Teachers Houghton and Calumet high schools trained in the GRACE program have contributed to the depth of knowledge the students have about GIS and its many applications.

In the classroom, GIS skills aren’t limited to one subject. Mike Roland, who teaches career and technical education at Calumet-Laurium-Keweenaw School District, says that ArcGIS software can be used in science classes to teach the scientific method, in history classes to help students understand historical events, and in math classes to understand algebraic regressions.

“That’s what GRACE has brought to teachers—the opportunity to dig in and do the basic stuff. If the desire is there, every door is open to them to dig in deeper,” Roland says. “In the U.S., industry is screaming for people who have these types of skills.”

Next Steps

More than individual skills, GRACE empowers teachers and students to work with community members to contribute to meaningful decision-making in towns around the state.

Next summer, students will be placed in internships with local policy makers to map additional neighborhood-level drivers of health and well-being in youth. The intended outcome is that the students work with policy makers to contribute to decisions about park quality and quantity, crosswalk locations, street tree planting to encourage walking and biking, and promoting local access to healthy food in the form of community gardens.

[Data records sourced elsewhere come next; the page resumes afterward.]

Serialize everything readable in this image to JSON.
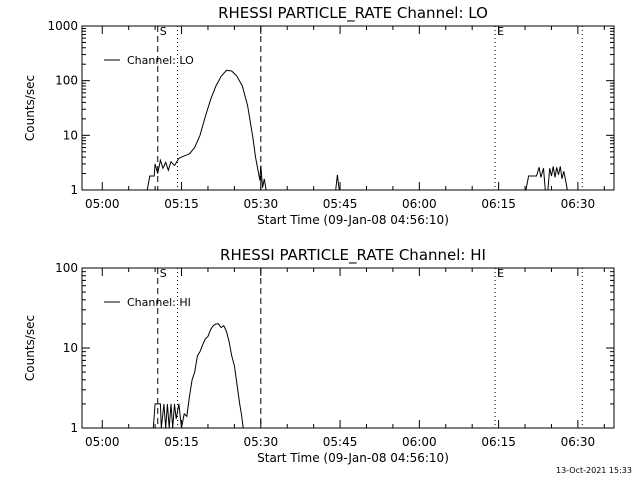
{
  "footer": {
    "date": "13-Oct-2021 15:33"
  },
  "chart_data": [
    {
      "type": "line",
      "title": "RHESSI PARTICLE_RATE Channel: LO",
      "xlabel": "Start Time (09-Jan-08 04:56:10)",
      "ylabel": "Counts/sec",
      "yscale": "log",
      "ylim": [
        1,
        1000
      ],
      "xlim": [
        "04:56:10",
        "06:36:50"
      ],
      "x_ticks": [
        "05:00",
        "05:15",
        "05:30",
        "05:45",
        "06:00",
        "06:15",
        "06:30"
      ],
      "y_ticks": [
        "1",
        "10",
        "100",
        "1000"
      ],
      "legend": {
        "label": "Channel: LO",
        "position": "top-left"
      },
      "grid": false,
      "markers": [
        {
          "label": "S",
          "time": "05:10:30",
          "style": "dashed"
        },
        {
          "label": "",
          "time": "05:14:15",
          "style": "dotted"
        },
        {
          "label": "",
          "time": "05:30:00",
          "style": "dashed"
        },
        {
          "label": "E",
          "time": "06:14:20",
          "style": "dotted"
        },
        {
          "label": "",
          "time": "06:30:50",
          "style": "dotted"
        }
      ],
      "series": [
        {
          "points": [
            [
              "05:08:30",
              1
            ],
            [
              "05:09:00",
              1.8
            ],
            [
              "05:09:50",
              1.8
            ],
            [
              "05:10:00",
              3
            ],
            [
              "05:10:30",
              2
            ],
            [
              "05:11:00",
              3.5
            ],
            [
              "05:11:30",
              2.5
            ],
            [
              "05:12:00",
              3.2
            ],
            [
              "05:12:30",
              2.3
            ],
            [
              "05:13:00",
              3.3
            ],
            [
              "05:13:40",
              2.8
            ],
            [
              "05:14:30",
              3.8
            ],
            [
              "05:15:30",
              4.2
            ],
            [
              "05:16:30",
              4.6
            ],
            [
              "05:17:30",
              6
            ],
            [
              "05:18:30",
              10
            ],
            [
              "05:19:30",
              22
            ],
            [
              "05:20:30",
              45
            ],
            [
              "05:21:30",
              80
            ],
            [
              "05:22:30",
              120
            ],
            [
              "05:23:30",
              155
            ],
            [
              "05:24:30",
              150
            ],
            [
              "05:25:30",
              120
            ],
            [
              "05:26:30",
              80
            ],
            [
              "05:27:30",
              35
            ],
            [
              "05:28:30",
              9
            ],
            [
              "05:29:00",
              4
            ],
            [
              "05:29:30",
              2.2
            ],
            [
              "05:29:50",
              1.5
            ],
            [
              "05:30:00",
              2.8
            ],
            [
              "05:30:20",
              1.1
            ],
            [
              "05:30:40",
              1.6
            ],
            [
              "05:31:00",
              1
            ]
          ]
        },
        {
          "points": [
            [
              "05:44:10",
              1
            ],
            [
              "05:44:30",
              1.9
            ],
            [
              "05:44:50",
              1
            ]
          ]
        },
        {
          "points": [
            [
              "06:20:10",
              1
            ],
            [
              "06:20:40",
              1.8
            ],
            [
              "06:22:10",
              1.8
            ],
            [
              "06:22:40",
              2.6
            ],
            [
              "06:23:00",
              1.7
            ],
            [
              "06:23:30",
              2.5
            ],
            [
              "06:23:50",
              1
            ],
            [
              "06:24:20",
              1
            ],
            [
              "06:24:40",
              2.5
            ],
            [
              "06:25:00",
              1.8
            ],
            [
              "06:25:20",
              2.7
            ],
            [
              "06:25:40",
              1.7
            ],
            [
              "06:26:00",
              2.6
            ],
            [
              "06:26:20",
              1.9
            ],
            [
              "06:26:40",
              2.7
            ],
            [
              "06:27:00",
              1.6
            ],
            [
              "06:27:20",
              2.2
            ],
            [
              "06:27:40",
              1.5
            ],
            [
              "06:28:00",
              1
            ]
          ]
        }
      ]
    },
    {
      "type": "line",
      "title": "RHESSI PARTICLE_RATE Channel: HI",
      "xlabel": "Start Time (09-Jan-08 04:56:10)",
      "ylabel": "Counts/sec",
      "yscale": "log",
      "ylim": [
        1,
        100
      ],
      "xlim": [
        "04:56:10",
        "06:36:50"
      ],
      "x_ticks": [
        "05:00",
        "05:15",
        "05:30",
        "05:45",
        "06:00",
        "06:15",
        "06:30"
      ],
      "y_ticks": [
        "1",
        "10",
        "100"
      ],
      "legend": {
        "label": "Channel: HI",
        "position": "top-left"
      },
      "grid": false,
      "markers": [
        {
          "label": "S",
          "time": "05:10:30",
          "style": "dashed"
        },
        {
          "label": "",
          "time": "05:14:15",
          "style": "dotted"
        },
        {
          "label": "",
          "time": "05:30:00",
          "style": "dashed"
        },
        {
          "label": "E",
          "time": "06:14:20",
          "style": "dotted"
        },
        {
          "label": "",
          "time": "06:30:50",
          "style": "dotted"
        }
      ],
      "series": [
        {
          "points": [
            [
              "05:09:40",
              1
            ],
            [
              "05:10:00",
              2
            ],
            [
              "05:11:00",
              2
            ],
            [
              "05:11:10",
              1
            ],
            [
              "05:11:40",
              2
            ],
            [
              "05:12:00",
              1
            ],
            [
              "05:12:20",
              2
            ],
            [
              "05:12:40",
              1
            ],
            [
              "05:13:00",
              2
            ],
            [
              "05:13:20",
              1
            ],
            [
              "05:13:40",
              2
            ],
            [
              "05:14:00",
              1.3
            ],
            [
              "05:14:30",
              2
            ],
            [
              "05:15:00",
              1
            ],
            [
              "05:15:30",
              1.5
            ],
            [
              "05:16:00",
              1.4
            ],
            [
              "05:16:30",
              2.5
            ],
            [
              "05:17:00",
              4
            ],
            [
              "05:17:30",
              5
            ],
            [
              "05:18:00",
              8
            ],
            [
              "05:18:30",
              9
            ],
            [
              "05:19:00",
              11
            ],
            [
              "05:19:30",
              13
            ],
            [
              "05:20:00",
              14
            ],
            [
              "05:20:30",
              17
            ],
            [
              "05:21:00",
              19
            ],
            [
              "05:21:30",
              20
            ],
            [
              "05:22:00",
              20
            ],
            [
              "05:22:30",
              18
            ],
            [
              "05:23:00",
              19
            ],
            [
              "05:23:30",
              16
            ],
            [
              "05:24:00",
              12
            ],
            [
              "05:24:30",
              8
            ],
            [
              "05:25:00",
              6
            ],
            [
              "05:25:30",
              3.5
            ],
            [
              "05:26:00",
              2
            ],
            [
              "05:26:20",
              1.5
            ],
            [
              "05:26:40",
              1
            ]
          ]
        }
      ]
    }
  ]
}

It’s clear that GRACE participants are affected by what they learn. Three former interns have since enrolled at Michigan Tech in social sciences, computer engineering, and civil engineering. One of those students was the only freshman at Michigan Tech awarded a Portage Health Foundation Undergraduate Research Internship Award to continue GIS analysis on the relationship between the built and social environments and children’s health.

The researchers hope to extend the GRACE project to serve not only youth but also adult populations across the state in urban areas, like Flint and Detroit, and in rural communities, including other towns in the Upper Peninsula.

Michigan Technological University is a public research university founded in 1885 in Houghton, Michigan, and is home to more than 7,000 students from 55 countries around the world. Consistently ranked among the best universities in the country for return on investment, Michigan’s flagship technological university offers more than 120 undergraduate and graduate degree programs in science and technology, engineering, computing, forestry, business and economics, health professions, humanities, mathematics, social sciences, and the arts. The rural campus is situated just miles from Lake Superior in Michigan's Upper Peninsula, offering year-round opportunities for outdoor adventure.